In an interview with FTAdviser, Tony Dunk, marketing director at SJP, said the firm uses this comparison to see how it sits with other adviser firms as it is a “relatively fair way” of comparing charges against each other.

Mr Dunk said: “The focus has been on the adviser charging and it is important to understand that but it’s a little bit unfair as, from a client’s and a firm’s perspective, everybody has their own costs and charges and those have to be locked back together to compare like with like.”

By using a reduction in yield, SPJ said that, regardless of market perceptions, although it is not the cheapest service to use, “we are by far and away not the most expensive, so we kind of sit in the middle of the pack”.

Mr Dunk said: “We sit right in the middle of the pack with a 2.3/2.4 per cent reduction in yield, versus the lowest that we can see which is 2 per cent and the highest is almost 4 per cent. It is [a massive difference] but from a client’s perspective that is only one aspect as it is the returns that provide the value for money.”

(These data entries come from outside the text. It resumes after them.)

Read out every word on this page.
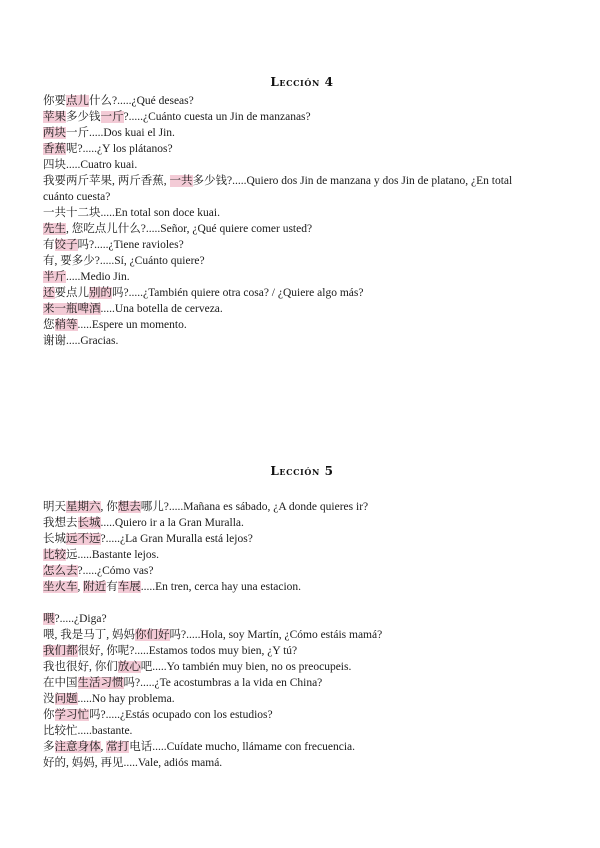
Lección 4
你要点儿什么?.....¿Qué deseas?
苹果多少钱一斤?.....¿Cuánto cuesta un Jin de manzanas?
两块一斤.....Dos kuai el Jin.
香蕉呢?.....¿Y los plátanos?
四块.....Cuatro kuai.
我要两斤苹果, 两斤香蕉, 一共多少钱?.....Quiero dos Jin de manzana y dos Jin de platano, ¿En total
cuánto cuesta?
一共十二块.....En total son doce kuai.
先生, 您吃点儿什么?.....Señor, ¿Qué quiere comer usted?
有饺子吗?.....¿Tiene ravioles?
有, 要多少?.....Sí, ¿Cuánto quiere?
半斤.....Medio Jin.
还要点儿别的吗?.....¿También quiere otra cosa? / ¿Quiere algo más?
来一瓶啤酒.....Una botella de cerveza.
您稍等.....Espere un momento.
谢谢.....Gracias.
Lección 5
明天星期六, 你想去哪儿?.....Mañana es sábado, ¿A donde quieres ir?
我想去长城.....Quiero ir a la Gran Muralla.
长城远不远?.....¿La Gran Muralla está lejos?
比较远.....Bastante lejos.
怎么去?.....¿Cómo vas?
坐火车, 附近有车展.....En tren, cerca hay una estacion.
喂?.....¿Diga?
喂, 我是马丁, 妈妈你们好吗?.....Hola, soy Martín, ¿Cómo estáis mamá?
我们都很好, 你呢?.....Estamos todos muy bien, ¿Y tú?
我也很好, 你们放心吧.....Yo también muy bien, no os preocupeis.
在中国生活习惯吗?.....¿Te acostumbras a la vida en China?
没问题.....No hay problema.
你学习忙吗?.....¿Estás ocupado con los estudios?
比较忙.....bastante.
多注意身体, 常打电话.....Cuídate mucho, llámame con frecuencia.
好的, 妈妈, 再见.....Vale, adiós mamá.
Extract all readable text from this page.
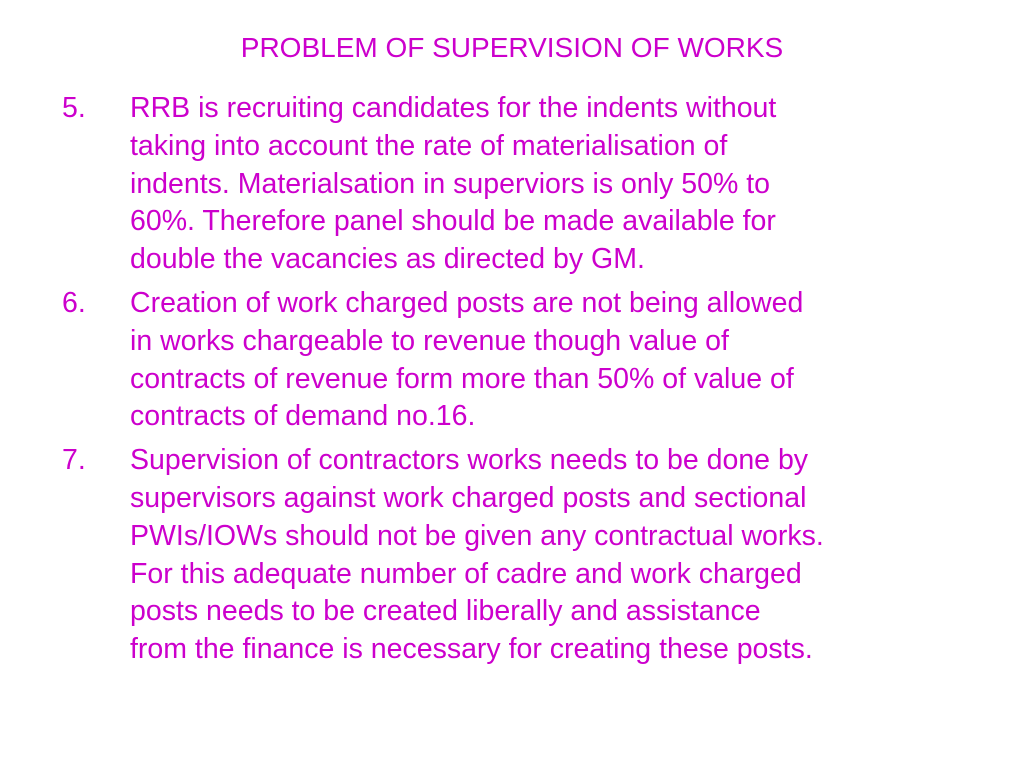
PROBLEM OF SUPERVISION OF WORKS
5.	RRB is recruiting candidates for the indents without
taking into account the rate of materialisation of
indents. Materialsation in superviors is only 50% to
60%. Therefore panel should be made available for
double the vacancies as directed by GM.
6.	Creation of work charged posts are not being allowed
in works chargeable to revenue though value of
contracts of revenue form more than 50% of value of
contracts of demand no.16.
7.	Supervision of contractors works needs to be done by
supervisors against work charged posts and sectional
PWIs/IOWs should not be given any contractual works.
For this adequate number of cadre and work charged
posts needs to be created liberally and assistance
from the finance is necessary for creating these posts.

Mr Dunk said said that this was an industry standard that used to be used and would examine total charges over a period of time of five to 10 years. The total charges would include advice, the platform charge, the fund manager’s charge, and transaction cost. These would all be added up and taken away from the initial investment, so the outcome would be that the yield has reduced by a certain percentage per year.

Mr Dunk said: “Around 90 per cent of the business that St James’s Place does is either with existing clients taking more investments with us or it is referred business from existing clients.

“When an adviser sits in front of a potential client and is qualified with a big company and a massive brand, the client feels safe and that is the ‘starting point’.

“The adviser gives advice and proves their worth as to how they conduct themselves and the thoroughness of the review, the comprehensiveness of the advice, the ability to get hold of the adviser on the phone, the ability of getting the information quickly...all that kind of stuff comes in to the overall buying and the advice process. And what sits behind that is, year on year, SJP retains about 95 per cent of funds under management so that says our clients must be happy with what we are doing or they would take it away.”

This follows today’s news that SJP has seen a rise of total new business on an annual premium equivalent basis of 16 per cent to £743.3m.